Жилло зря времени не терял. В тот же вечер и на следующий день он изучил весь дворец. Еще через день он заявил Пардальяну, что хочет увидеться и поговорить с Жаннеттой. Жилло отправился к маршалу де Данвилю, несколько раз удостоверившись по дороге, что слежки за ним нет.
- Ну как дела? - спросил племянника дядя Жиль.
- Прекрасно! Я уже на месте.
Жиль посмотрел на племянника с некоторым восхищением. Затем дядя принес бумагу, перо и чернила, усадил Жилло за стол и приказал:
- Рисуй и объясняй!
Племянник быстро набросал на листе план дворца Монморанси, схематичный, но достаточно точный.
- Вот смотрите, дядя, в большом здании налево размещается охрана, там же - конюшни.
- Сколько человек в охране?
- Двадцать пять. Все вооружены аркебузами.
- Дальше!
- Впереди этого здания - швейцарская, а перед ней - еще один дом, такой же, как здание охраны.
- А там что?
- Там живут человек десять преданных маршалу де Монморанси дворян.
- Двадцать пять солдат да десять дворян… итого тридцать пять человек.
- Верно, но это еще не все и не главное.
- Есть еще отряд охраны?
- Нет, но в доме два Пардальяна, шевалье и его отец, - с дрожью в голосе произнес Жилло.
- Что ты этим хочешь сказать, болван?
- А то, дядя, что эти проклятые Пардальяны вдвоем стоят больше двадцати пяти солдат и десяти дворян, вместе взятых.
- Может, ты и прав. А где располагаются отец с сыном?
- Сейчас объясню, дядя. На втором этаже здания, где живут дворяне, - комнаты лакеев. Их полтора десятка. Между домом охраны и этим зданием - квадратный мощеный двор. В этот же двор одной стороной выходит сам дворец Монморанси, где находятся покои герцога. Дворец никакими переходами с другими постройками не соединен. А позади дворца - сад.
- Понятно. Кто еще живет во дворце?
- Как я уже сказал, сам герцог. Кроме того, в комнатах, выходящих окнами в сад, - две дамы. А рядом находятся комнаты Пардальянов.
Маршал де Данвиль хорошо знал дворец Монморанси, и план Жилло не говорил ему ничего нового. Однако лакей указал, где размещается охрана, а это было важно.

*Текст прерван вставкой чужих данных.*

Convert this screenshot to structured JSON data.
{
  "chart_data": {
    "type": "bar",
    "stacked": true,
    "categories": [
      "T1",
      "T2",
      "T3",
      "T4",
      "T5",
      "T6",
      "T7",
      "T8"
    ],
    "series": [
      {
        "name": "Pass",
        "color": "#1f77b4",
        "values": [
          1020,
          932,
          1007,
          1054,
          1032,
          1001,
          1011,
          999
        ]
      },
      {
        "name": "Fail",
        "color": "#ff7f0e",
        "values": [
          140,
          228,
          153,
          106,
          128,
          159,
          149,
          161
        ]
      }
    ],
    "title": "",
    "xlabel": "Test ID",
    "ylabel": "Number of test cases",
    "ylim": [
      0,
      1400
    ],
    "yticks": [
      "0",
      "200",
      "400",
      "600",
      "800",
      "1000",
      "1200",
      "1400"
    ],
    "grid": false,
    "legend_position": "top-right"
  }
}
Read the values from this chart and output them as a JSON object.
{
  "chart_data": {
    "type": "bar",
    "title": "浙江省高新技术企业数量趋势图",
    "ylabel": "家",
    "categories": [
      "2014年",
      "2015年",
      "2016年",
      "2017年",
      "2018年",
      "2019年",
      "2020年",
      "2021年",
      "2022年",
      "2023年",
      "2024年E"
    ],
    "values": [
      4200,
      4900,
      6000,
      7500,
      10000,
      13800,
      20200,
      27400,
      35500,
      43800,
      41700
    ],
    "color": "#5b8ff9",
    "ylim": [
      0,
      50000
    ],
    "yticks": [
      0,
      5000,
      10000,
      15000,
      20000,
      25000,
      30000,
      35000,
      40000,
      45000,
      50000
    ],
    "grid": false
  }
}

Дядя Жиль не скупился на похвалы племяннику, но добавил:
- Учти, мы должны знать все, что происходит в доме герцога. Найди возможность приходить ко мне каждые два-три дня.
- Уже нашел, - скромно сообщил Жилло.
- Как это? Объясни!
- Пожалуйста. Пардальян считает, что я хожу сюда шпионить за вами. Я его убедил.
Жиль был просто в восторге.
- Жилло, никогда больше не назову тебя болваном! Еще немного и ты получишь заветное богатство.
Жилло покинул дом маршала де Данвиля совершенно счастливый и уверенный в том, что деньги уже у него в кармане.
"Что же мне рассказать Пардальяну? - размышлял он по дороге к дворцу Монморанси. И вдруг его осенило: - Мне обещано богатство за то, что я буду сообщать о происходящем во дворце Монморанси, значит, можно получить деньги и за сведения о том, что делается у Данвиля!"
Кто предает дважды, получает вдвойне. Жилло решил шпионить за дядей и доносить Пардальяну, одновременно шпионя за Пардальяном и сообщая все дяде. Таким образом, по расчетам Жилло, состояние его должно было удвоиться.
Придя во дворец Монморанси, он тотчас же направился к Пардальяну и заявил:
- Сударь, у меня для вас хорошие новости. Я видел Жаннетту и уверен, что скоро смогу сообщить вам много интересного.
"Похоже, этот малый - настоящее сокровище!" - подумал довольный Пардальян-старший.
IX. Панигарола
В то время, о котором мы повествуем, преподобный Панигарола, прославившийся своими яростными нападками на гугенотов, уже не выступал с проповедями. Он даже перестал бродить ночью по парижским улицам, поминая усопших. О чем же он думал? Что замышлял?
Через два дня после похорон Жанны д'Альбре (а похоронили ее пышно, по-королевски), поздно вечером, у монастыря кармелитов на улице Барре остановилась скромная карета. Из нее вышли две женщины, одетые в черное. Брат-привратник спросил, что угодно дамам. Та, что помоложе, ответила, что они хотят поговорить с самим отцом-настоятелем. Возмущенный монах, воздев руки к небу, заявил, что негоже подобным образом требовать аудиенции с преподобным настоятелем. Тогда вторая дама, постарше, достала письмо и протянула привратнику.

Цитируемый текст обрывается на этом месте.